If you have older hardware, you might have to set HSA_OVERRIDE_GFX_VERSION
variable to fool ROCm
into using a GPU that is not on the extremely short list of GPUs supported by
ROCm.
Integrated GPU setup
Integrated GPUs use the same RAM as the CPU. System RAM is assigned to iGPU in two ways:
- Reserved iGPU "VRAM": This is a portion of system RAM carved out for iGPU at boot time. It is only used by iGPU and cannot be used by applications. Size of iGPU carve-out is configured in BIOS. Default is usually tiny 512MB, but many BIOSes allow increasing it up to 16GB.
- GTT: Graphics Translation Table, also called Unified Memory Architecture (UMA) or GART, allows dynamic allocation of system RAM to iGPU while the system is running. Linux by default allows up to half of system RAM to be used as GTT memory. If the iGPU does not use it, this memory can be used by applications instead.
Why are we discussing these technical details? Because this is where iGPU support is badly broken. Before kernel 6.10, ROCm allocated only in reserved VRAM. After kernel 6.10, it allocates only in GTT. So far so good. GTT is better than reserved VRAM, because we no longer have to fiddle with BIOS settings. The catch is that Ollama determines whether suitable GPU is present by looking at the size of reserved VRAM. If you have the default 512MB VRAM configured in BIOS, Ollama will refuse to use the iGPU. If you increase VRAM carve-out in BIOS, Ollama will use the iGPU, but all memory allocations will go to GTT and the reserved VRAM will sit idle, which is of course extremely wasteful.
To fix this mess, you have to use the unmerged pull request for AMD iGPUs.
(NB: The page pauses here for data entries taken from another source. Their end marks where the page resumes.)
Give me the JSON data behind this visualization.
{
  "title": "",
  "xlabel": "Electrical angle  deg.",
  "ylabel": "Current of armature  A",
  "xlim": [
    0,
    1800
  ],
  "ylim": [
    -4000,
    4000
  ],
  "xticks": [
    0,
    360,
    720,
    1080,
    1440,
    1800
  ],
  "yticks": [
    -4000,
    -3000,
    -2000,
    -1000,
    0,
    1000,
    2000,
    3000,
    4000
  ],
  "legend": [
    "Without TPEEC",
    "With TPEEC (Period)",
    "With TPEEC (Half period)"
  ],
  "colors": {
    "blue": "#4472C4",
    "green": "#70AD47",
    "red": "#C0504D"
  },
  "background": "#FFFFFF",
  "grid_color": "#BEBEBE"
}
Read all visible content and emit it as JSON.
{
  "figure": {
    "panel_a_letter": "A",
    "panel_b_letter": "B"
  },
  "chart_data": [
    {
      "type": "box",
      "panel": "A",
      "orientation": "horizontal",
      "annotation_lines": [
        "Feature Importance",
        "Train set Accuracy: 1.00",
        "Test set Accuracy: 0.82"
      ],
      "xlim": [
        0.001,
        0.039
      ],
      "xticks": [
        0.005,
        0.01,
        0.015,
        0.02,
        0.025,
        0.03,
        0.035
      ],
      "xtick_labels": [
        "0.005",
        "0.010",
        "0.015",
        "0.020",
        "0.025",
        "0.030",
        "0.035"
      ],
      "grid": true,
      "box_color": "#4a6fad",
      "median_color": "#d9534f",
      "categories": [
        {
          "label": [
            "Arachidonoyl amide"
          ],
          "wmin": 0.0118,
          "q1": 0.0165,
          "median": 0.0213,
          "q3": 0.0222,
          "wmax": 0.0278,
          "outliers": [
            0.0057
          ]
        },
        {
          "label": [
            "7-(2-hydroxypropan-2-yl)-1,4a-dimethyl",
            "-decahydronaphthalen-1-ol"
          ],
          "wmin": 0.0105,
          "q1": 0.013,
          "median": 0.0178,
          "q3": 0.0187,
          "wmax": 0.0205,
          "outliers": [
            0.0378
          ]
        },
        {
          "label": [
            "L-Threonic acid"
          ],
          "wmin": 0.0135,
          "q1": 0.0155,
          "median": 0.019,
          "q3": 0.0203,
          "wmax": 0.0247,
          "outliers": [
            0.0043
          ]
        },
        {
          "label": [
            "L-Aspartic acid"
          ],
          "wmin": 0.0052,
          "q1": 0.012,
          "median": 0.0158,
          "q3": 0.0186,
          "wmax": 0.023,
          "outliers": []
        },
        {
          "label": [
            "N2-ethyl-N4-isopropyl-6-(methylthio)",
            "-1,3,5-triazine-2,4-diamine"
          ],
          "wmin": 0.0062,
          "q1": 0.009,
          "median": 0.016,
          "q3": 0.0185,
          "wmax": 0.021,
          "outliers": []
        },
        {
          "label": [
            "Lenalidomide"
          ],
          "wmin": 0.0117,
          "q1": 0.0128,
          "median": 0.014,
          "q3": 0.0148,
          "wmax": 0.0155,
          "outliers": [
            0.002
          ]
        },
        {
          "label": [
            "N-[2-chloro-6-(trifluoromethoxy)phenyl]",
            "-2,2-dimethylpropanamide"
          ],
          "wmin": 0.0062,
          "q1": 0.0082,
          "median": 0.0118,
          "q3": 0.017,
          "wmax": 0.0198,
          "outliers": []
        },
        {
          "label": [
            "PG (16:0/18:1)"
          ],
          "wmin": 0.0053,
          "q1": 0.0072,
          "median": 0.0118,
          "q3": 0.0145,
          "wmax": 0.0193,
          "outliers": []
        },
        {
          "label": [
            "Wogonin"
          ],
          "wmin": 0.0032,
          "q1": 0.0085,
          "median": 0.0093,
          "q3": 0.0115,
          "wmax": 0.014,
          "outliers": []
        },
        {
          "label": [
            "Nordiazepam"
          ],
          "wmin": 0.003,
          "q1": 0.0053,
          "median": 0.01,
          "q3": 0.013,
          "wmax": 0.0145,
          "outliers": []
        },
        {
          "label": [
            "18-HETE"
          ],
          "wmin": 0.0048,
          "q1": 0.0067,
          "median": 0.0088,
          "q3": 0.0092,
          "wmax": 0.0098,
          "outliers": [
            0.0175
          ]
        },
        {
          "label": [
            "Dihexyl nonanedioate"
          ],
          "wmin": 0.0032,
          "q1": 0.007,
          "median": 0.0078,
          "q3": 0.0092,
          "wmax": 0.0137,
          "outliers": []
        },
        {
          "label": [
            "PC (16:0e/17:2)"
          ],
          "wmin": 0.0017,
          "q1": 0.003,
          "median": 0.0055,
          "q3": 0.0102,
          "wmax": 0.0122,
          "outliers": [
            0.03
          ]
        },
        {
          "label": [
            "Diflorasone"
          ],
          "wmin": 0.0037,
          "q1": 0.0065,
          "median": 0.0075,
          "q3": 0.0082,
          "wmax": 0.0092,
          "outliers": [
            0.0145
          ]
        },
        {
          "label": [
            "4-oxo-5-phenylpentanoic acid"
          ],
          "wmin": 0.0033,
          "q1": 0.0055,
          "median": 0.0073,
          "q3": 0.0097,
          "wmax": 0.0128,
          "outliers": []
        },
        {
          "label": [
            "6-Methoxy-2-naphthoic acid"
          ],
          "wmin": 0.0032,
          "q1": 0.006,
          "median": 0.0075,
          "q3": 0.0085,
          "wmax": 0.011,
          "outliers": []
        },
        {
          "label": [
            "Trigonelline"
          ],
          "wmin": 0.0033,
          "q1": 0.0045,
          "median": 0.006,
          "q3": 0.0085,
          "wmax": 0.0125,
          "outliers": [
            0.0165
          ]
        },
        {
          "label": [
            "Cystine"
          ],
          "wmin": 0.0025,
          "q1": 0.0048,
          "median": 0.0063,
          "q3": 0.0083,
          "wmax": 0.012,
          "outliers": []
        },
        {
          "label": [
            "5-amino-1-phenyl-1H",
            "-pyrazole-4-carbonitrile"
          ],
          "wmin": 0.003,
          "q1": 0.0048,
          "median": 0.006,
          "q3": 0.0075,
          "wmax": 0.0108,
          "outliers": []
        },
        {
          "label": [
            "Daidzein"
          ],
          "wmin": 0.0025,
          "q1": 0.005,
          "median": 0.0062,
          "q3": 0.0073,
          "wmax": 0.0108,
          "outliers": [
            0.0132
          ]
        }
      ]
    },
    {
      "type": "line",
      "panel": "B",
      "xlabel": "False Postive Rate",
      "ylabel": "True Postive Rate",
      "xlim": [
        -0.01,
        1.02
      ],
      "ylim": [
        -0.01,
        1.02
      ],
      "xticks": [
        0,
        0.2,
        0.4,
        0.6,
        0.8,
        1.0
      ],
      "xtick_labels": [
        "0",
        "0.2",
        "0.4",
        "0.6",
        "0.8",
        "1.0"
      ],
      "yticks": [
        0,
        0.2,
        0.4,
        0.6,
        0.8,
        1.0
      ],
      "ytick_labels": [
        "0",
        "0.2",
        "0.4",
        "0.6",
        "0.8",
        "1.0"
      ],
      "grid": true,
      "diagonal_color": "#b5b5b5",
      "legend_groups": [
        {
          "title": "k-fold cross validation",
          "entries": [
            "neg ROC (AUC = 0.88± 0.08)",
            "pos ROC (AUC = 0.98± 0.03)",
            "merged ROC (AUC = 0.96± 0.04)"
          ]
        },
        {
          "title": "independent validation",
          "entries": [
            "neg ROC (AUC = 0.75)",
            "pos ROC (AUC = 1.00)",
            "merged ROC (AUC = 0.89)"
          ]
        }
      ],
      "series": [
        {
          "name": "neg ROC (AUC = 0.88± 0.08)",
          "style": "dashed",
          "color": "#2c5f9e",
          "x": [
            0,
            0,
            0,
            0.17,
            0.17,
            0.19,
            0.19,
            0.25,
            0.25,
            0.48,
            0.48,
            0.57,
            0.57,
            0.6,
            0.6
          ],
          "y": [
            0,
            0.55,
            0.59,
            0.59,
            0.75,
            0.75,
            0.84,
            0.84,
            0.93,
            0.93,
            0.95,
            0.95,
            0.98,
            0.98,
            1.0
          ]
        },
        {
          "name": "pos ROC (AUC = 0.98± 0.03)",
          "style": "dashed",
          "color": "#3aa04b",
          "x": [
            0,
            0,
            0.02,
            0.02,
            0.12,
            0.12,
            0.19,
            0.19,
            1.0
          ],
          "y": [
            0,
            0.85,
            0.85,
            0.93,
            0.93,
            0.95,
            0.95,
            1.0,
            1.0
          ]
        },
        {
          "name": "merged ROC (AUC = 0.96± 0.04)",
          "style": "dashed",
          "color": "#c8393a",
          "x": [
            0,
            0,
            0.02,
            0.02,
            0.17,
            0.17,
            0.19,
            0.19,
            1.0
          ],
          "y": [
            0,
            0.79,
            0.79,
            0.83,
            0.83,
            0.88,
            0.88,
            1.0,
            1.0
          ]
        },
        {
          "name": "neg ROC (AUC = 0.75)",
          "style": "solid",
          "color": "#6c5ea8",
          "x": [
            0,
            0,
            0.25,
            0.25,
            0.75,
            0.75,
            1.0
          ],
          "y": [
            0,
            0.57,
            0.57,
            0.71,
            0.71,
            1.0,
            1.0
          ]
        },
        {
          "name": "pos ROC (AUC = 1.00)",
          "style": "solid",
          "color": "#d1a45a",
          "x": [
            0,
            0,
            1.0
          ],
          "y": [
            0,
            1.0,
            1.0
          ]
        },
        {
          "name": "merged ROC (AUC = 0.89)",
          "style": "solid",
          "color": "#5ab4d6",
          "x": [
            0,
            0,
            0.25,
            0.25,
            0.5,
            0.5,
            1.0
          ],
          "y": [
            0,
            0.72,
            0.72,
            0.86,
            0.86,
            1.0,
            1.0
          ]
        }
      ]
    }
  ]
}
Let's start by building the pull request from scratch. To prevent issues with stale build cache, the script below aggressively prunes all caches.
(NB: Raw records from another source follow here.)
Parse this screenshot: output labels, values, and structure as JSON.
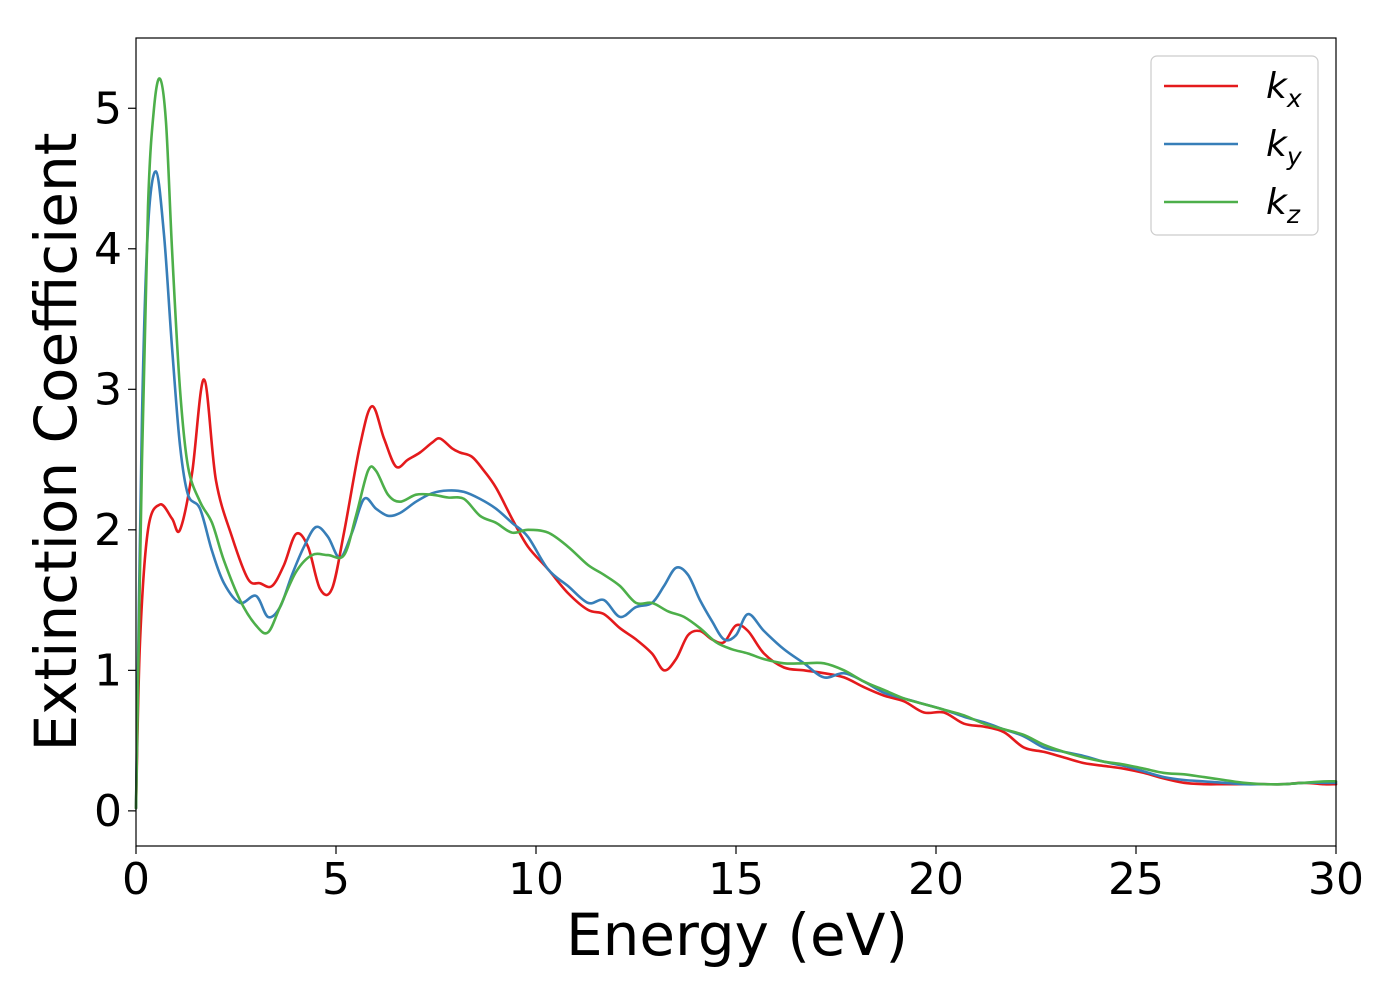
{
  "chart_data": {
    "type": "line",
    "title": "",
    "xlabel": "Energy (eV)",
    "ylabel": "Extinction Coefficient",
    "xlim": [
      0,
      30
    ],
    "ylim": [
      -0.25,
      5.5
    ],
    "xticks": [
      0,
      5,
      10,
      15,
      20,
      25,
      30
    ],
    "xtick_labels": [
      "0",
      "5",
      "10",
      "15",
      "20",
      "25",
      "30"
    ],
    "yticks": [
      0,
      1,
      2,
      3,
      4,
      5
    ],
    "ytick_labels": [
      "0",
      "1",
      "2",
      "3",
      "4",
      "5"
    ],
    "grid": false,
    "legend_position": "top-right",
    "series": [
      {
        "name": "k_x",
        "label_main": "k",
        "label_sub": "x",
        "color": "#e41a1c",
        "x": [
          0,
          0.1,
          0.3,
          0.6,
          0.9,
          1.1,
          1.4,
          1.7,
          2.0,
          2.4,
          2.8,
          3.1,
          3.4,
          3.7,
          4.0,
          4.3,
          4.6,
          4.9,
          5.2,
          5.6,
          5.9,
          6.2,
          6.5,
          6.8,
          7.1,
          7.4,
          7.6,
          7.9,
          8.1,
          8.4,
          8.7,
          9.0,
          9.4,
          9.8,
          10.3,
          10.8,
          11.3,
          11.7,
          12.1,
          12.5,
          12.9,
          13.2,
          13.5,
          13.8,
          14.1,
          14.4,
          14.7,
          15.0,
          15.3,
          15.7,
          16.2,
          16.7,
          17.2,
          17.7,
          18.2,
          18.7,
          19.2,
          19.7,
          20.2,
          20.7,
          21.2,
          21.7,
          22.2,
          22.7,
          23.2,
          23.7,
          24.2,
          24.7,
          25.2,
          25.7,
          26.2,
          26.7,
          27.2,
          27.7,
          28.2,
          28.7,
          29.2,
          29.7,
          30
        ],
        "y": [
          0.02,
          1.2,
          2.0,
          2.18,
          2.08,
          2.0,
          2.4,
          3.07,
          2.35,
          1.95,
          1.65,
          1.62,
          1.6,
          1.75,
          1.97,
          1.88,
          1.58,
          1.58,
          1.98,
          2.6,
          2.88,
          2.65,
          2.45,
          2.5,
          2.55,
          2.62,
          2.65,
          2.58,
          2.55,
          2.52,
          2.42,
          2.3,
          2.08,
          1.88,
          1.72,
          1.55,
          1.43,
          1.4,
          1.3,
          1.22,
          1.12,
          1.0,
          1.08,
          1.25,
          1.28,
          1.22,
          1.2,
          1.32,
          1.28,
          1.12,
          1.02,
          1.0,
          0.98,
          0.95,
          0.88,
          0.82,
          0.78,
          0.7,
          0.7,
          0.62,
          0.6,
          0.56,
          0.45,
          0.42,
          0.38,
          0.34,
          0.32,
          0.3,
          0.27,
          0.23,
          0.2,
          0.19,
          0.19,
          0.19,
          0.19,
          0.19,
          0.2,
          0.19,
          0.19
        ]
      },
      {
        "name": "k_y",
        "label_main": "k",
        "label_sub": "y",
        "color": "#377eb8",
        "x": [
          0,
          0.15,
          0.3,
          0.5,
          0.7,
          0.9,
          1.1,
          1.3,
          1.6,
          1.9,
          2.2,
          2.6,
          3.0,
          3.3,
          3.6,
          3.9,
          4.2,
          4.5,
          4.8,
          5.1,
          5.4,
          5.7,
          6.0,
          6.3,
          6.6,
          7.0,
          7.4,
          7.8,
          8.2,
          8.6,
          9.0,
          9.4,
          9.8,
          10.3,
          10.8,
          11.3,
          11.7,
          12.1,
          12.5,
          12.9,
          13.2,
          13.5,
          13.8,
          14.1,
          14.4,
          14.7,
          15.0,
          15.3,
          15.7,
          16.2,
          16.7,
          17.2,
          17.7,
          18.2,
          18.7,
          19.2,
          19.7,
          20.2,
          20.7,
          21.2,
          21.7,
          22.2,
          22.7,
          23.2,
          23.7,
          24.2,
          24.7,
          25.2,
          25.7,
          26.2,
          26.7,
          27.2,
          27.7,
          28.2,
          28.7,
          29.2,
          29.7,
          30
        ],
        "y": [
          0.02,
          2.8,
          4.15,
          4.55,
          4.1,
          3.3,
          2.6,
          2.25,
          2.15,
          1.85,
          1.62,
          1.48,
          1.53,
          1.38,
          1.45,
          1.68,
          1.88,
          2.02,
          1.95,
          1.8,
          1.98,
          2.22,
          2.15,
          2.1,
          2.12,
          2.2,
          2.26,
          2.28,
          2.27,
          2.22,
          2.15,
          2.05,
          1.95,
          1.72,
          1.6,
          1.48,
          1.5,
          1.38,
          1.45,
          1.48,
          1.6,
          1.73,
          1.68,
          1.5,
          1.35,
          1.22,
          1.25,
          1.4,
          1.28,
          1.15,
          1.05,
          0.95,
          0.98,
          0.92,
          0.84,
          0.8,
          0.76,
          0.72,
          0.67,
          0.63,
          0.58,
          0.53,
          0.45,
          0.42,
          0.39,
          0.35,
          0.32,
          0.28,
          0.24,
          0.22,
          0.21,
          0.2,
          0.19,
          0.19,
          0.19,
          0.2,
          0.2,
          0.2
        ]
      },
      {
        "name": "k_z",
        "label_main": "k",
        "label_sub": "z",
        "color": "#4daf4a",
        "x": [
          0,
          0.15,
          0.3,
          0.45,
          0.6,
          0.75,
          0.9,
          1.1,
          1.3,
          1.6,
          1.9,
          2.2,
          2.6,
          3.0,
          3.3,
          3.6,
          4.0,
          4.4,
          4.8,
          5.2,
          5.5,
          5.8,
          6.0,
          6.3,
          6.6,
          7.0,
          7.4,
          7.8,
          8.2,
          8.6,
          9.0,
          9.4,
          9.8,
          10.3,
          10.8,
          11.3,
          11.7,
          12.1,
          12.5,
          12.9,
          13.3,
          13.7,
          14.1,
          14.5,
          14.9,
          15.3,
          15.7,
          16.2,
          16.7,
          17.2,
          17.7,
          18.2,
          18.7,
          19.2,
          19.7,
          20.2,
          20.7,
          21.2,
          21.7,
          22.2,
          22.7,
          23.2,
          23.7,
          24.2,
          24.7,
          25.2,
          25.7,
          26.2,
          26.7,
          27.2,
          27.7,
          28.2,
          28.7,
          29.2,
          29.7,
          30
        ],
        "y": [
          0.02,
          2.5,
          4.3,
          5.0,
          5.21,
          4.9,
          4.0,
          3.0,
          2.45,
          2.2,
          2.05,
          1.78,
          1.5,
          1.32,
          1.27,
          1.45,
          1.7,
          1.82,
          1.82,
          1.82,
          2.1,
          2.42,
          2.42,
          2.25,
          2.2,
          2.25,
          2.25,
          2.23,
          2.22,
          2.1,
          2.05,
          1.98,
          2.0,
          1.98,
          1.88,
          1.75,
          1.68,
          1.6,
          1.48,
          1.48,
          1.42,
          1.38,
          1.3,
          1.2,
          1.15,
          1.12,
          1.08,
          1.05,
          1.05,
          1.05,
          1.0,
          0.92,
          0.86,
          0.8,
          0.76,
          0.72,
          0.68,
          0.62,
          0.58,
          0.54,
          0.47,
          0.42,
          0.38,
          0.35,
          0.33,
          0.3,
          0.27,
          0.26,
          0.24,
          0.22,
          0.2,
          0.19,
          0.19,
          0.2,
          0.21,
          0.21
        ]
      }
    ]
  }
}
cd ~ mkdir ollama-gtt cd ollama-gtt git clone \ -b AMD_APU_GTT_memory \ --recurse-submodules \ https://github.com/Maciej-Mogilany/ollama.git \ . podman image prune -f rm -rf /var/tmp/buildah-cache-1000 podman build \ -f Dockerfile \ --no-cache \ --platform=linux/amd64 \ --target runtime-rocm \ --build-arg=OLLAMA_SKIP_CUDA_GENERATE=1 \ -t ollama-gtt
This will create local ollama-gtt
container image, which we can now use to launch iGPU-compatible version of Ollama.
Podman command is almost identical to the one above for dGPUs. We need to make only two changes:
- Replace public
ollama:rocm
image with our newly builtollama-gtt
image. - Set
HSA_OVERRIDE_GFX_VERSION
, because ROCm has absolutely zero support for iGPUs. Value9.0.0
works well for Ryzen 5600G. You will likely have to adjust it for your iGPU.
podman run -d \ --name ollama \ --replace \ --pull=always \ --restart=always \ --stop-signal=SIGKILL \ -p 127.0.0.1:11434:11434 \ -v ollama:/root/.ollama \ -e OLLAMA_MAX_LOADED_MODELS=1 \ -e OLLAMA_NUM_PARALLEL=1 \ --device /dev/dri \ --device /dev/kfd \ -e HSA_OVERRIDE_GFX_VERSION=9.0.0 \ ollama-gtt
If you do all this and Ollama does not error out, crash, or hang, you should see models running on the iGPU.
You can use radeontop
tool to see GPU memory and compute usage.
Performance
Unfortunately, Ryzen 5600G's iGPU performs worse than CPU. It wasn't always so. Before kernel 6.10, with reserved VRAM in BIOS, iGPU was significantly faster than the CPU. Others with newer hardware seem to have more luck and get better performance than with CPU alone. Note that the performance boost is concentrated in context processing. Generation speed is still limited by memory bandwidth just like on the CPU. Ollama still uses some CPU time even if the whole model runs on iGPU, but CPU load should be negligible.
Beware that people reported desktop environment crashes when running models on AMD iGPUs. You will have to test it on your hardware with your preferred models to be sure. Good luck.